SÃO PAULO – Um estudo recente do Atlas da Violência, realizado pelo Instituto de Pesquisa Econômica Aplicada (Ipea) em colaboração com o Fórum Brasileiro de Segurança Pública (FBSP), revela dados preocupantes sobre a violência doméstica no Brasil. Dos atendimentos médicos registrados, dois terços das mulheres relataram que as agressões não foram incidentes isolados, mas sim repetições de episódios anteriores.
As informações foram obtidas a partir do Sinan (Sistema de Informação de Agravos de Notificação), do Ministério da Saúde, que registrou a assistência a 186.177 mulheres vítimas de violência doméstica. Destes atendimentos, 100,8 mil mulheres informaram ter experimentado pelo menos um episódio de violência em ocasiões passadas.
O relatório destaca que o ciclo de violência é muitas vezes sustentado por estratégias de controle e isolamento promovidas pelos agressores. “Essas táticas limitam o acesso da mulher a redes de apoio, amigos e serviços, aumentando sua dependência”, afirmam os autores do estudo. Essa situação leva muitas mulheres a buscarem repetidamente serviços de saúde sem uma interrupção efetiva da dinâmica abusiva.
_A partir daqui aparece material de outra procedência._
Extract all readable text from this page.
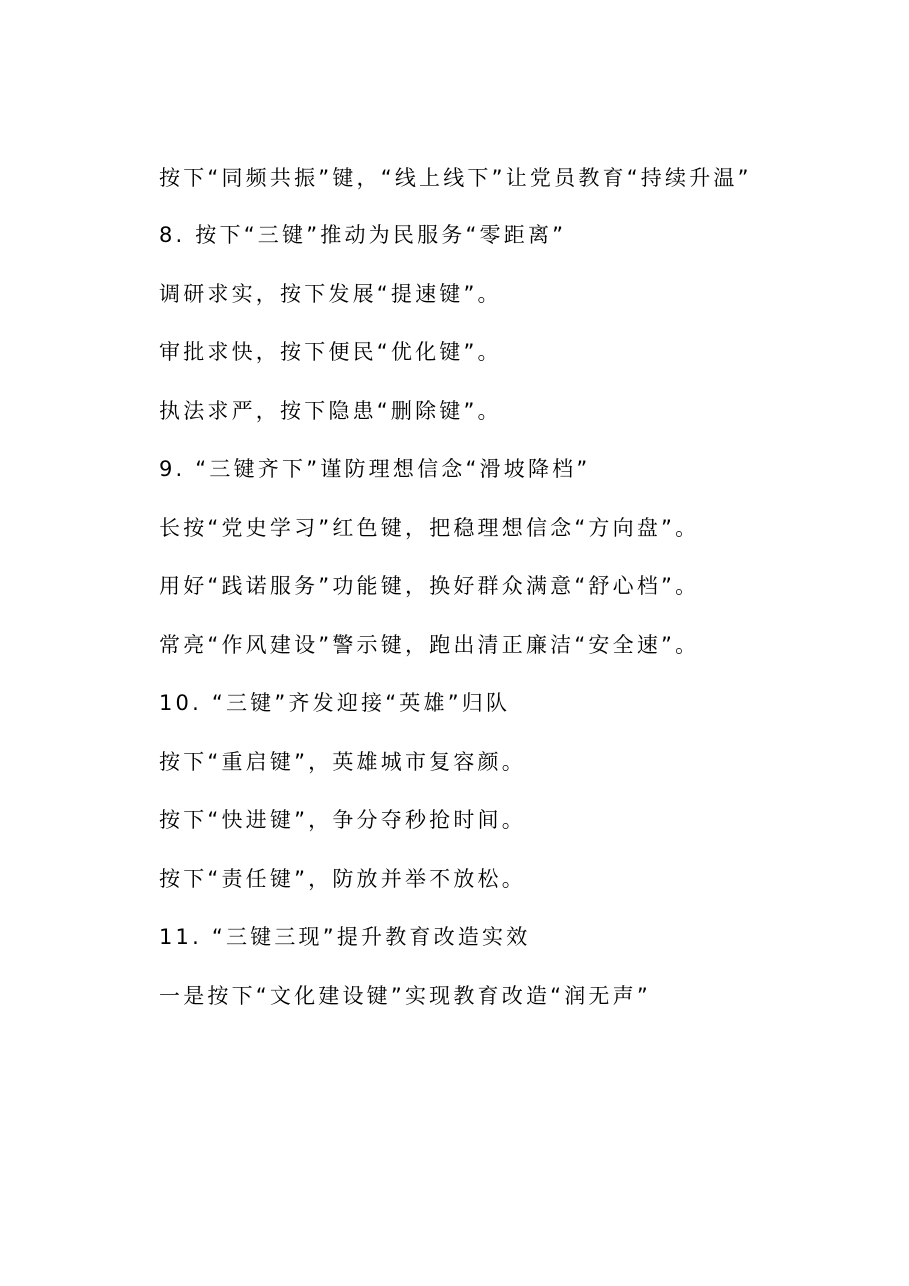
按下“同频共振”键，“线上线下”让党员教育“持续升温”

8. 按下“三键”推动为民服务“零距离”

调研求实，按下发展“提速键”。

审批求快，按下便民“优化键”。

执法求严，按下隐患“删除键”。

9. “三键齐下”谨防理想信念“滑坡降档”

长按“党史学习”红色键，把稳理想信念“方向盘”。

用好“践诺服务”功能键，换好群众满意“舒心档”。

常亮“作风建设”警示键，跑出清正廉洁“安全速”。

10. “三键”齐发迎接“英雄”归队

按下“重启键”，英雄城市复容颜。

按下“快进键”，争分夺秒抢时间。

按下“责任键”，防放并举不放松。

11. “三键三现”提升教育改造实效

一是按下“文化建设键”实现教育改造“润无声”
De acordo com os dados do sistema de saúde, 3.642 mulheres foram assassinadas no Brasil em 2024, resultando em uma taxa de 3,4 mortes a cada 100 mil mulheres. Apesar de uma queda de 6,7% nas mortes em relação a 2023, o número absoluto de casos ainda é alarmante, com 46.336 mulheres assassinadas entre 2014 e 2024.
O estudo também revela que, em 2024, 67,5% dos homicídios femininos foram de mulheres negras, totalizando 2.457 vítimas. A taxa de vitimização para mulheres negras, de 4,0 homicídios por 100 mil mulheres, é significativamente superior à de mulheres não negras, que é de 2,4. Isso evidencia a disparidade e a urgência de ações contra a violência de gênero, especialmente em relação às mulheres negras.